Lo QUE MANCHA EL ALMA.— Pasa a continuación a juzgar el fondo de estas prácticas y enseña que hay criaturas impuras por sí mismas y que la conciencia de un hombre no se mancha por el mero hecho de comer. “Lo que hace culpable al hombre, dice el Salvador, son los pensamientos y obras malas que brotan del corazón.” Los herejes han pretendido encontrar en estas palabras la reprobación de las prácticas externas que impone la Iglesia y en especial condenan las abstinencias que prescribe; en esto merecen que se les aplique a ellos lo que decía Jesús de los fariseos: “Son ciegos que guían a otros ciegos.” En efecto, del hecho de que los pecados que el hombre comete con respecto a las cosas materiales son tales pecados en cuanto interviene la voluntad que es espiritual, no se sigue que esta voluntad pueda usar inocentemente de las cosas materiales cuando Dios o su Iglesia, que legisla en su nombre, lo prohíben. Dios prohibió a nuestros primeros padres, bajo pena de muerte, comer del fruto de cierto árbol; comieron y se hicieron reos de culpa ¿sucedió acaso esto porque el fruto era malo en sí mismo? No; este fruto era una criatura de Dios como los demás frutos del jardín; más el corazón de nuestros primeros padres aceptó el pensamiento de desobediencia y se adhirió a él; en este caso se cometió el pecado con ocasión de un fruto. En la ley que Dios dio en el monte Sinaí prohibió a los hebreos comer carne de ciertas especies de animales. Si las comían se hacían culpables, porque habían desobedecido al Señor y no por que en sí fuesen malditas estas carnes. Los preceptos de la Iglesia referentes al ayuno y a la abstinencia son de la misma naturaleza que los que acabamos de recordar.

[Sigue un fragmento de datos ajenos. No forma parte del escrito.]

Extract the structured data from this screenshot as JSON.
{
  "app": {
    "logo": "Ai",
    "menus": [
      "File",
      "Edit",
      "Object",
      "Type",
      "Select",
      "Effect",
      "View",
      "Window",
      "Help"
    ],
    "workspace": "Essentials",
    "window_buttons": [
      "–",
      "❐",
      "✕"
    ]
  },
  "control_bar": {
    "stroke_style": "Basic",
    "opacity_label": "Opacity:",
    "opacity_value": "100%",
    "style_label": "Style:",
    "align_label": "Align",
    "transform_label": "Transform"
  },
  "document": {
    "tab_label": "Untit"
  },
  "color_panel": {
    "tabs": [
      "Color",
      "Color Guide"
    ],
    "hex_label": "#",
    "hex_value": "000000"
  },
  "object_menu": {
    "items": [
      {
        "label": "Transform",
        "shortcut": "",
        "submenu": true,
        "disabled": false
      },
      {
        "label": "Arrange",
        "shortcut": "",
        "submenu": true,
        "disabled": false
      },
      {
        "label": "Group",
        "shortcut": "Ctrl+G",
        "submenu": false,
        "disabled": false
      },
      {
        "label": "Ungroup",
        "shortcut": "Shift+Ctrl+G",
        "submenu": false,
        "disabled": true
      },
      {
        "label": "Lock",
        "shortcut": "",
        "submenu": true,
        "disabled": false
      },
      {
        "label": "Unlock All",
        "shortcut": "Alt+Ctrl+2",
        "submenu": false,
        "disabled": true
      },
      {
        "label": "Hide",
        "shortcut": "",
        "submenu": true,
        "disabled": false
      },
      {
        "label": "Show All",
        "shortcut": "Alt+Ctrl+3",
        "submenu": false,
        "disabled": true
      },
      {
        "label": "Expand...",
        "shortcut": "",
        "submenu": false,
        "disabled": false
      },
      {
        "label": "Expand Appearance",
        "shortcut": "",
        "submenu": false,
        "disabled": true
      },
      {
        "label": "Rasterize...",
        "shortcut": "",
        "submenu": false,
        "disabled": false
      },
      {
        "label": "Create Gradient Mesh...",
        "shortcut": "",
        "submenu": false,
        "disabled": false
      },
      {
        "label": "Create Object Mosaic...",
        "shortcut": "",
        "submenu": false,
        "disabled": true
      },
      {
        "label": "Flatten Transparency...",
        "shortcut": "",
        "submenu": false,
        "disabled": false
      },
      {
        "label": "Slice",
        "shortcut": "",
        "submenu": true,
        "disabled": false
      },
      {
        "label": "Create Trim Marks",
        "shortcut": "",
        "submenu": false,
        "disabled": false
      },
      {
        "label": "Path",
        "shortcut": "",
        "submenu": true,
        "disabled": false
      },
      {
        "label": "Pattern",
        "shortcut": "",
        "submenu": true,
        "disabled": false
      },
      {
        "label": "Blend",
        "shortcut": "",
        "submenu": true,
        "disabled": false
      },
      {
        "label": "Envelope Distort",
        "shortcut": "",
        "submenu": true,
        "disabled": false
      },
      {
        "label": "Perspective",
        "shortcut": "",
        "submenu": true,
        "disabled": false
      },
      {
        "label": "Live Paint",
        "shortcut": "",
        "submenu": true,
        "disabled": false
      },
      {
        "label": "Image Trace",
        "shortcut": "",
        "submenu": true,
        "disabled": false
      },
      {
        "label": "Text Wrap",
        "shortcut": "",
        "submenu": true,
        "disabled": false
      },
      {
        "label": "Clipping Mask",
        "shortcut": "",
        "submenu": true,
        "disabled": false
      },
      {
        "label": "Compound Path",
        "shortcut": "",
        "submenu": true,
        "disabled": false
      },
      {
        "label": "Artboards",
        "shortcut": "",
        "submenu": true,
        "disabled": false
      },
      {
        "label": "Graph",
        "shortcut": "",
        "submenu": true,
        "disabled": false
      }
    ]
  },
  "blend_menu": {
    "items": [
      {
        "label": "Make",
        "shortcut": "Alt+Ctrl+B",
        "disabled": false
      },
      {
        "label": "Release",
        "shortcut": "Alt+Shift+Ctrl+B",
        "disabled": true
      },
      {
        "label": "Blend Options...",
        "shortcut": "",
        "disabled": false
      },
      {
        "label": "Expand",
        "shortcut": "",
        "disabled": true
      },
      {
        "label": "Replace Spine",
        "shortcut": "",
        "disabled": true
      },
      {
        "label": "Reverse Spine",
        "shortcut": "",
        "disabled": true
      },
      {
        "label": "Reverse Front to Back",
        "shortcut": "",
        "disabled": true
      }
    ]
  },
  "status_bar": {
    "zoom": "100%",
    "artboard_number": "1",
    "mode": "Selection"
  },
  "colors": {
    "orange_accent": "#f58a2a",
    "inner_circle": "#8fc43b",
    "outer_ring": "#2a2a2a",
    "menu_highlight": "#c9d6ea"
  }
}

A fin de que podamos aplicarnos y exclusivamente para nuestro interés el principio de la penitencia cristiana, la Iglesia nos prescribe la abstinencia con cierta medida; si violamos su ley no serán los platos los que manchen nuestra alma, será el revelarnos contra el poder sagrado que Jesucristo nos recomendaba ayer enérgicamente, quien se atrevió a decir sin miramiento que todo aquel que no escucha a la Iglesia se le debe considerar como un pagano.